Mais la promesse de Trump de restreindre l'immigration pourrait compromettre ces progrès. Le taux d'intérêt neutre – le niveau auquel la politique monétaire n'influence ni ne stimule l'économie – a augmenté aux États-Unis. Les analystes estiment que cette évolution structurelle maintiendra les taux à un niveau élevé pendant une période prolongée.
À Wall Street, certains traders estiment que la valeur du dollar a atteint des niveaux insoutenables. Les prévisions tablent sur un affaiblissement du dollar plus tard en 2025. Mais pour l'instant, latrondu dollar est une arme à double tranchant : elle pénalise les exportations, mais atténue les chocs inflationnistes liés aux droits de douane.
Quelles seront les prochaines étapes pour les taux d'intérêt ?

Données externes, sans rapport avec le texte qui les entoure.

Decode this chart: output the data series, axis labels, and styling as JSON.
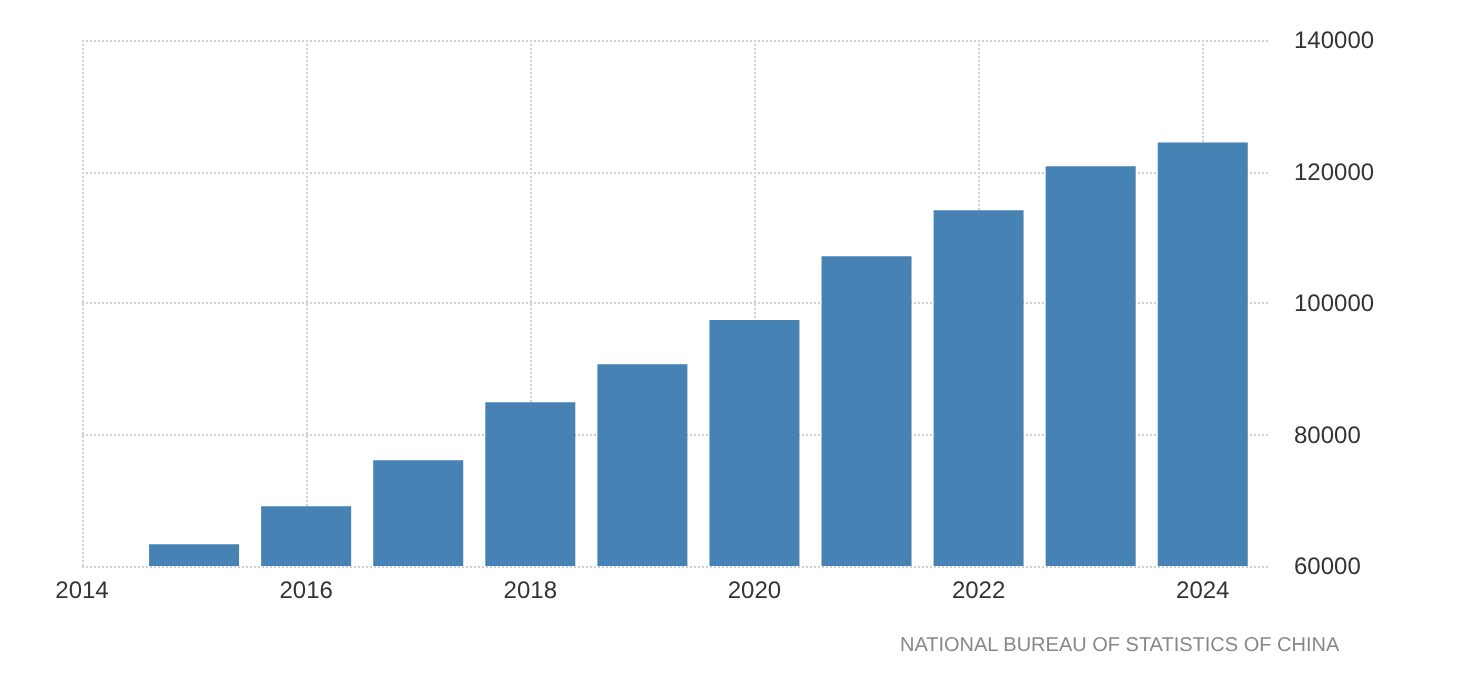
{
  "chart_data": {
    "type": "bar",
    "x": [
      2015,
      2016,
      2017,
      2018,
      2019,
      2020,
      2021,
      2022,
      2023,
      2024
    ],
    "values": [
      63300,
      69100,
      76100,
      84900,
      90700,
      97400,
      107100,
      114100,
      120800,
      124400
    ],
    "color": "#4682b4",
    "xlim": [
      2014,
      2024.6
    ],
    "xticks": [
      2014,
      2016,
      2018,
      2020,
      2022,
      2024
    ],
    "ylim": [
      60000,
      140000
    ],
    "yticks": [
      60000,
      80000,
      100000,
      120000,
      140000
    ],
    "grid": true,
    "annotations": [
      "NATIONAL BUREAU OF STATISTICS OF CHINA"
    ]
  }
}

La Réserve fédérale devrait abaisser ses taux de seulement 0,25 % ce mois-ci. Les marchés anticipent seulement trois baisses de taux en 2025, tandis que l'Europe pourrait en connaître beaucoup plus. La politique de Trump risque d'accentuer ces disparités. Son approche en matière de droits de douane pourrait accroître les pressions inflationnistes, contraignant ainsi la Fed à maintenir ses taux inchangés.
Les difficultés de l'Europe fragilisent la position de la BCE. Son recours aux baisses de taux pour stabiliser l'économie contraste avec la capacité des États-Unis à maintenir une politique monétaire restrictive. Les économistes anticipent peu d'amélioration pour l'Europe en 2025. Les perspectives de croissance restent sombres, sans signes majeurs de reprise à l'horizon.
La crise énergétique aggrave les difficultés de la BCE. Les perturbations consécutives à la guerre en Ukraine continuent de peser lourdement sur la production industrielle de la région. À l'inverse, l'indépendance énergétique des États-Unis les a protégés de chocs similaires, offrant ainsi à la Fed une plus grande marge de manœuvre.